Within the framework of the competition of 1919, Hermann Leitenstorfer received first prize for his design of the Technical Town Hall. Leitenstorfer increased its design for the municipal administration building from four to twelve stories. The building, which was now to be classified as a high-rise building, was permitted by the prize court to be executed in 1928, as they believed it would create a "welcome dominant focal point in the townscape".

In 1928, the foundation bricks were laid, and as early as 1929 the high-rise building could be handed over for its purpose. Together with the neighboring building, which begun in 1924, the Old Technical Town Hall created an organizational and structural, but not architectural, unit.

Soon, however, the technical departments of the city administration needed more rooms, therefore additional offices were erected outside the Old Technical Town Hall. Only with the opening of the Technical Town Hall in Berg am Laim in the year 2000 are all the technical services combined into one building complex. Since then, the building previously named "Städtisches Hochhaus", has been called the "Old Technical Town Hall" in the public consciousness and in the semi-official use.

== Building ==
The Old Technical Town Hall is architecturally divided into three units: the base, the eight main floors and the four stories, one of which is the attic.

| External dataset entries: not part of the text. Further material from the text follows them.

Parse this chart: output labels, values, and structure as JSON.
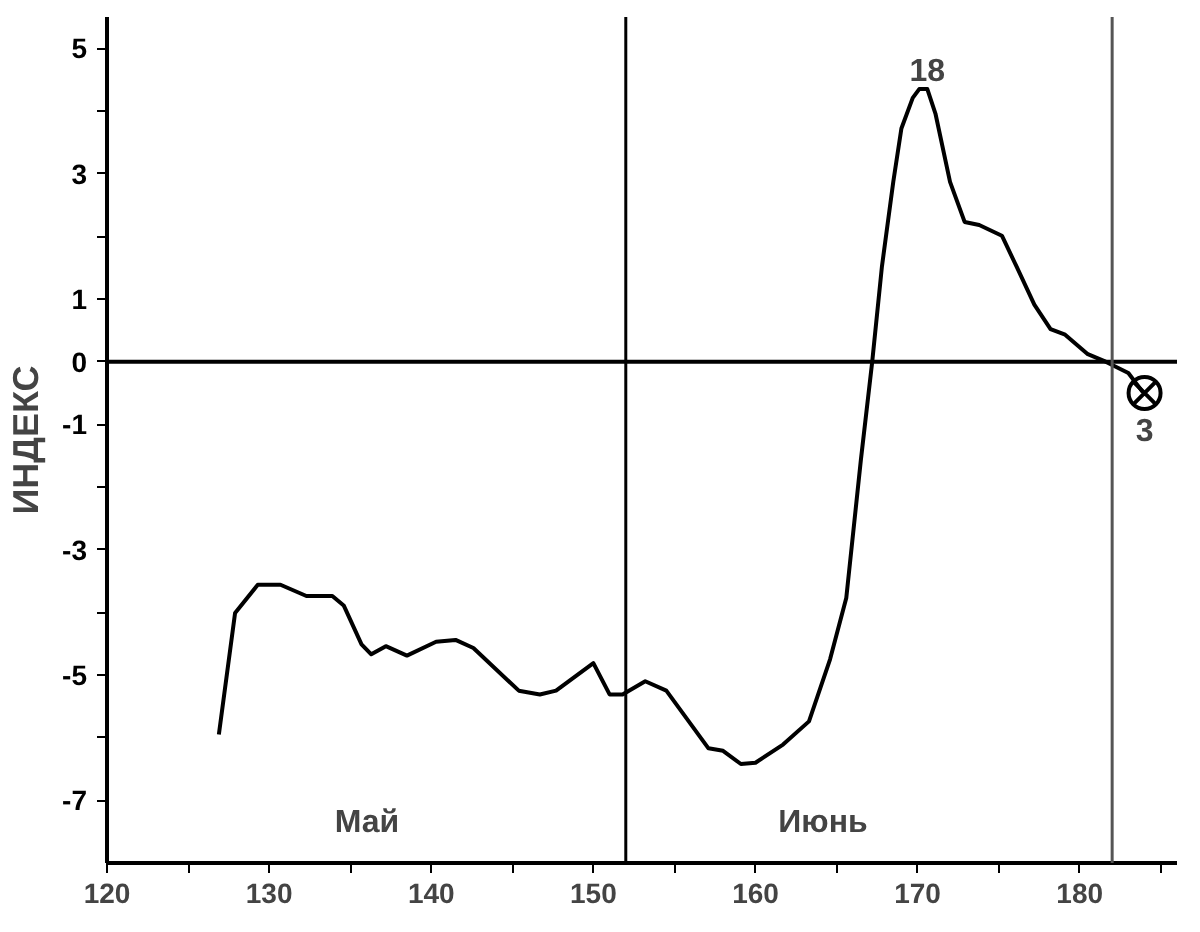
{
  "chart_data": {
    "type": "line",
    "ylabel": "ИНДЕКС",
    "xlim": [
      120,
      186
    ],
    "ylim": [
      -8,
      5.5
    ],
    "xticks": [
      120,
      {
        "value": 125,
        "label": null
      },
      130,
      {
        "value": 135,
        "label": null
      },
      140,
      {
        "value": 145,
        "label": null
      },
      150,
      {
        "value": 155,
        "label": null
      },
      160,
      {
        "value": 165,
        "label": null
      },
      170,
      {
        "value": 175,
        "label": null
      },
      180,
      {
        "value": 185,
        "label": null
      }
    ],
    "yticks": [
      -7,
      {
        "value": -6,
        "label": null
      },
      -5,
      {
        "value": -4,
        "label": null
      },
      -3,
      {
        "value": -2,
        "label": null
      },
      -1,
      0,
      1,
      {
        "value": 2,
        "label": null
      },
      3,
      {
        "value": 4,
        "label": null
      },
      5
    ],
    "grid": false,
    "line_style": "solid",
    "series": [
      {
        "color": "#000000",
        "marker": "none",
        "x": [
          126.9,
          127.9,
          129.3,
          130.7,
          132.3,
          133.9,
          134.6,
          135.7,
          136.3,
          137.2,
          138.5,
          140.3,
          141.5,
          142.6,
          145.4,
          146.7,
          147.7,
          150.0,
          151.0,
          151.8,
          153.2,
          154.5,
          157.1,
          158.0,
          159.1,
          160.0,
          161.7,
          163.3,
          164.6,
          165.6,
          166.5,
          167.2,
          167.8,
          168.5,
          169.0,
          169.7,
          170.1,
          170.6,
          171.1,
          172.0,
          172.9,
          173.8,
          175.2,
          176.1,
          177.2,
          178.2,
          179.1,
          180.5,
          181.6,
          183.0,
          183.9
        ],
        "values": [
          -5.95,
          -4.01,
          -3.56,
          -3.56,
          -3.74,
          -3.74,
          -3.89,
          -4.51,
          -4.67,
          -4.54,
          -4.69,
          -4.47,
          -4.44,
          -4.57,
          -5.25,
          -5.31,
          -5.25,
          -4.81,
          -5.31,
          -5.31,
          -5.1,
          -5.25,
          -6.17,
          -6.21,
          -6.42,
          -6.4,
          -6.11,
          -5.74,
          -4.75,
          -3.77,
          -1.57,
          0,
          1.52,
          2.87,
          3.72,
          4.21,
          4.35,
          4.35,
          3.96,
          2.87,
          2.23,
          2.18,
          2.01,
          1.52,
          0.91,
          0.52,
          0.43,
          0.12,
          0,
          -0.18,
          -0.49
        ]
      },
      {
        "type": "scatter",
        "color": "#000000",
        "marker": "cross",
        "x": [
          184
        ],
        "values": [
          -0.5
        ]
      }
    ],
    "ref_lines": [
      {
        "axis": "y",
        "value": 0
      },
      {
        "axis": "x",
        "value": 152
      },
      {
        "axis": "x",
        "value": 182,
        "color": "#555555"
      }
    ],
    "annotations": [
      {
        "text": "18",
        "x": 170.6,
        "y": 4.35
      },
      {
        "text": "3",
        "x": 184,
        "y": -0.5
      },
      "Май",
      "Июнь"
    ]
  }
}
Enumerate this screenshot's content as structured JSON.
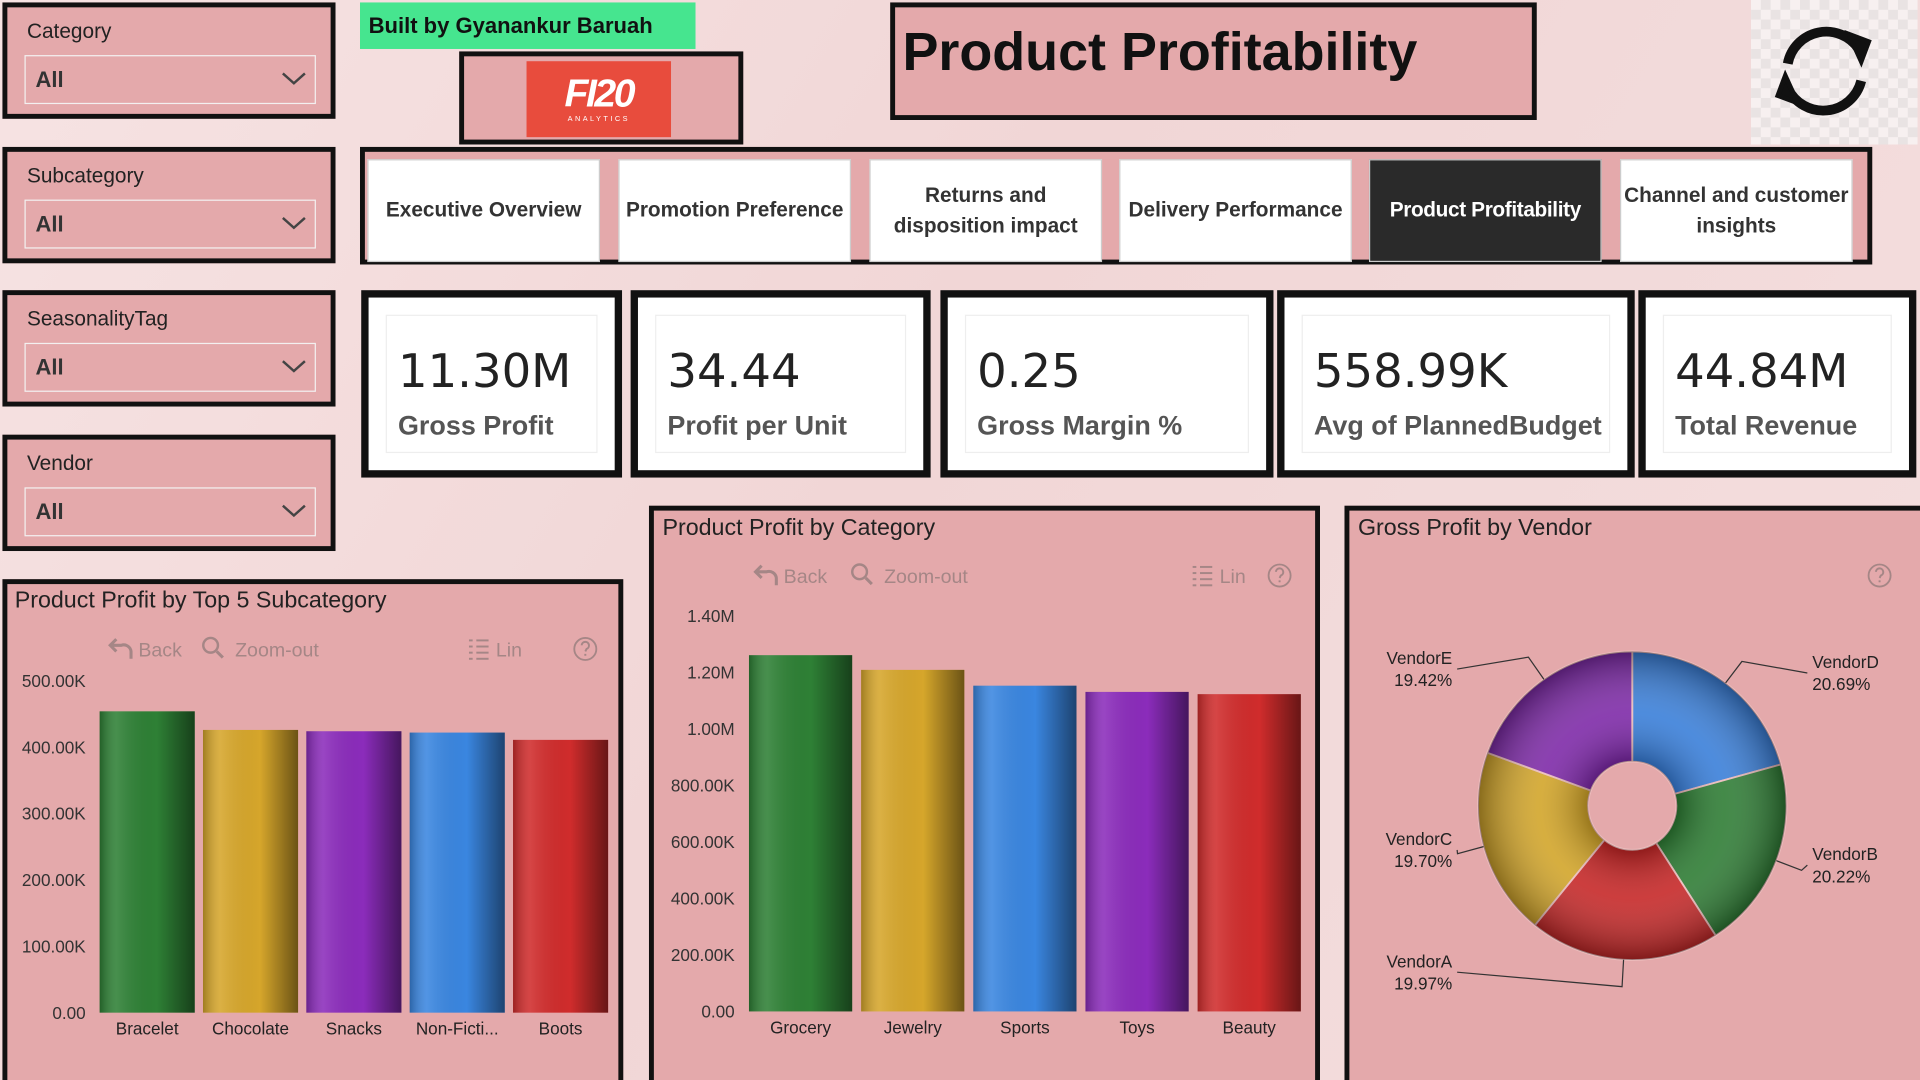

The eight main floors are simply designed. The frameless window ribbons give the impression of a perforated facade. The upper floors are divided by flat buttresses, the edges are trimmed and have historicizing design elements. The attic, with its very prominent console stones incorporates the building structure visibly. In this way, the buildings completely clad covered bricks correspond with the Frauenkirche.

The stone trim in Nagelfluh, works well because of the art that it is formed, and how it simultaneously searches for a connection with the polygonal ends of the upper story of the building. This reminds Hermann Leitenstorfer of the Angertor, which was demolished in 1869, on the grounds which the high-rise building was erected.

Stylistically, the Old Technical Town Hall is assigned as a New Construction and is regarded as the most important example of Munich's options for New Constructions.

== Technical specifications ==
- Height: 45.5 m
- Stories: 12

== Others ==
The Old Technical Town Hall is still equipped with a popular paternoster elevator. Therefore, the "Association for the Rescue of the Last Passenger Elevators", which was founded in Munich, was able to make changes to the Elevator Regulations, which initially called for extra service station for the paternoster elevators as of 2004. The paternoster elevator was decommissioned on 29 May 2015, due to the new version of the Occupational Health and Safety Ordinance issued by the Federal Government on 1 June 2015. Due to violent protests, this portion of the regulation was withdrawn on 24 June 2015, and shortly thereafter, the paternoster was reopened.